Marriott fines TBA, could be more than $800 million
US hotel chain Marriott suffered a data breach that exposed the personal information of 500 million guests. The breach was detected in September 2018 but could affect guest records as far back as 2014. The information exposed is particularly damaging, as it included in many cases names, postal addresses, phone numbers, date of birth, gender, email addresses and passport numbers.
A multimillion-dollar suit has already been filed with US regulators, but as the data breach affects citizens of the EU, GDPR also applies, which is where things get interesting. According to GDPR rules, fines for data breaches can be up to €20 million, or 4% of annual turnover, whichever amount is higher. As Marriott’s turnover in 2017 was $22.9 billion USD, this could amount to hundreds of millions in fines.
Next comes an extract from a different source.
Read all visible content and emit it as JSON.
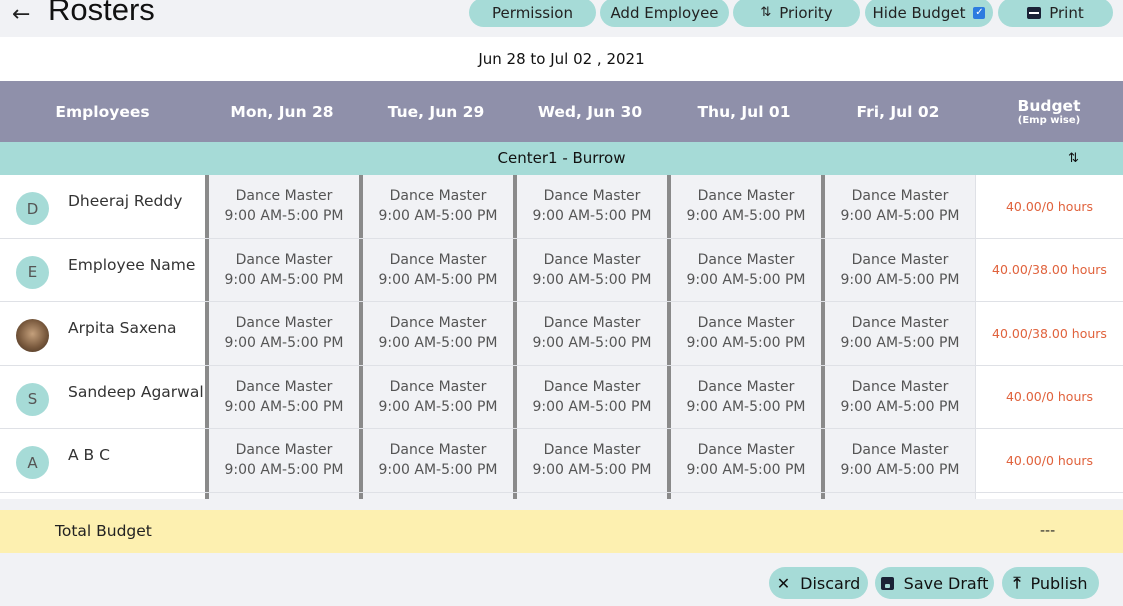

The amount of the final fine has yet to be announced, but it will be interesting to see how it compares with the €50 million hit taken by Google.
In Conclusion: Companies need to take charge of their data security
The €50 million fine for Google is the highest yet to be levied under the new GDPR legislation. The size of the fine was shockingly larger than the fines previously levied for some of 2018’s most notable data scandals, signalling a new era of costly fines for companies that continue to ignore the importance of data security.
However, despite the high costs of failing to protect customer data under new regulations, like GDPR, most companies are still not adhering to the GDPR standards. According to a report by IT Governance, only 29% of organizations were fully compliant with GDPR, even after the deadline.
While regulatory regimes of the past resulted in slaps on the wrist for companies that failed to protect customer data, the current regime of fines should make clear the urgency of getting a comprehensive data security strategy in place.